Sharing is revolutionizing the way we live -- and it's all thanks to new frontiers in technology.
It sounds silly, but it’s true. Instead of driving separate cars on an evening out, we split an Uber. Instead of paying for separate hotel rooms with the points we’ve racked up on airfare, we Airbnb for a fraction of the cost. We sell our barely worn clothes, shoes, and possessions to our neighbors at steep discounts on local buy-sell-trade walls. We use neighborhood apps like Next Door to share tips and information or ask for a cup of sugar. In fact, sharing is revolutionizing our society so dramatically that The New York Times recently featured an article about the massive impact it’s having on everything from the hotel industry to the economy.
“The sharing economy puts a value on making underutilized assets available to a community,” says Alex Stephany, author of “The Business of Sharing” and the chief executive of Beam, a sharing platform that uses crowdfunding to provide vocational training for homeless people. “It gives us more from less …”
With more people moving to cities, embracing minimalism and connecting with like-minded people via smartphone apps, the sharing economy is affecting almost every aspect of our lives — and improving our society in surprising ways. Like our first-grade teachers taught us: Sharing is good.

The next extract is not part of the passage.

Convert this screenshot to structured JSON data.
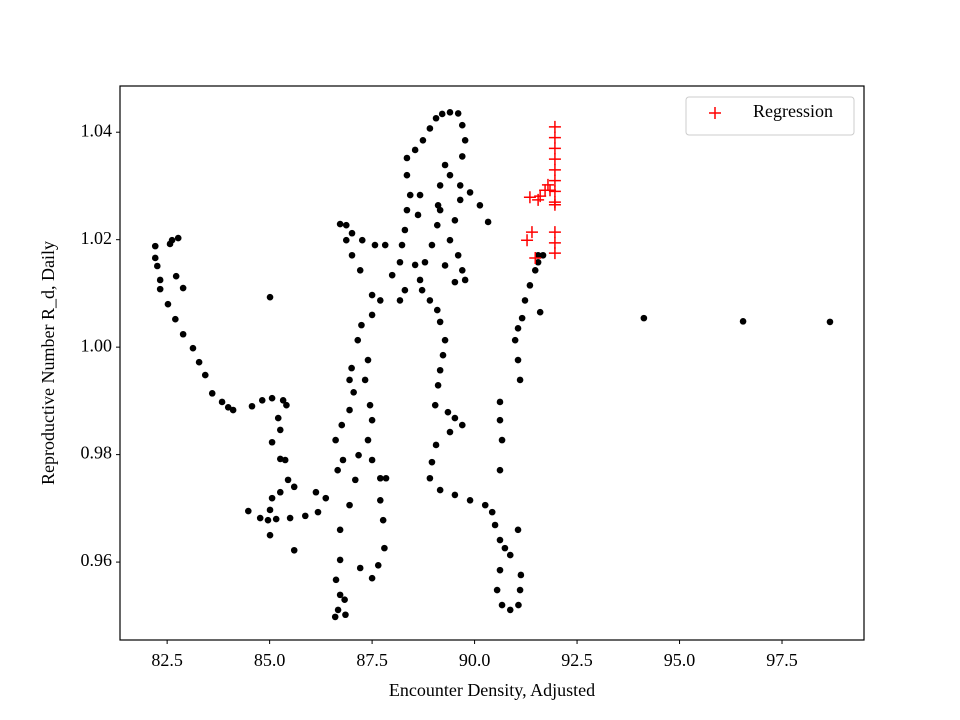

Sure, communal sharing isn’t exactly a revolutionary new development in human society. It’s actually the backbone of society, the very thing that allowed us to form communities and civilizations. But during the economic and technological boom of the ’80s and ’90s, more money and more tech combined to make sharing become practically obsolete. We didn’t need to borrow a cup of sugar from a neighbor because we had the means and the transportation to go get our own. Sharing became something that was nearly frowned upon, and we kind of just … forgot how to do it.
In that respect, the recession of the new millennium was almost a boon for society. Our resources shrank as tech kept expanding and growing, and soon entrepreneurs realized that there was a brand new market they could tap into, one that combined basic economic need with growing awareness of environmental sustainability. So now, if you need a ride, a place to stay, or a new dress, there’s an app for that.
Honestly, I love this new frontier. I’ve met so many interesting Uber and Lyft drivers that are capitalizing on the ability to make a little extra money while also meeting new people. I’ve spent weekends in Austin with my local trainer team at a fraction of what I would have paid for a hotel room — and sharing a house with people is an amazing way to foster connections and build better team dynamics. And I’ve gotten to experience the wonder of train travel (something I learned to love during my semester abroad in college) combined with Wi-Fi, allowing me to work and relax during a trip and sparing me the misery of fighting construction and traffic on I-35.
I know we tend to be leery of new frontiers in technology, but this is one we shouldn’t fear. Sharing resources is a fundamental Christian virtue, and the fact that younger generations are embracing technology that offers new, more efficient and effective ways to practice that virtue is something that gives me a great deal of hope for the future.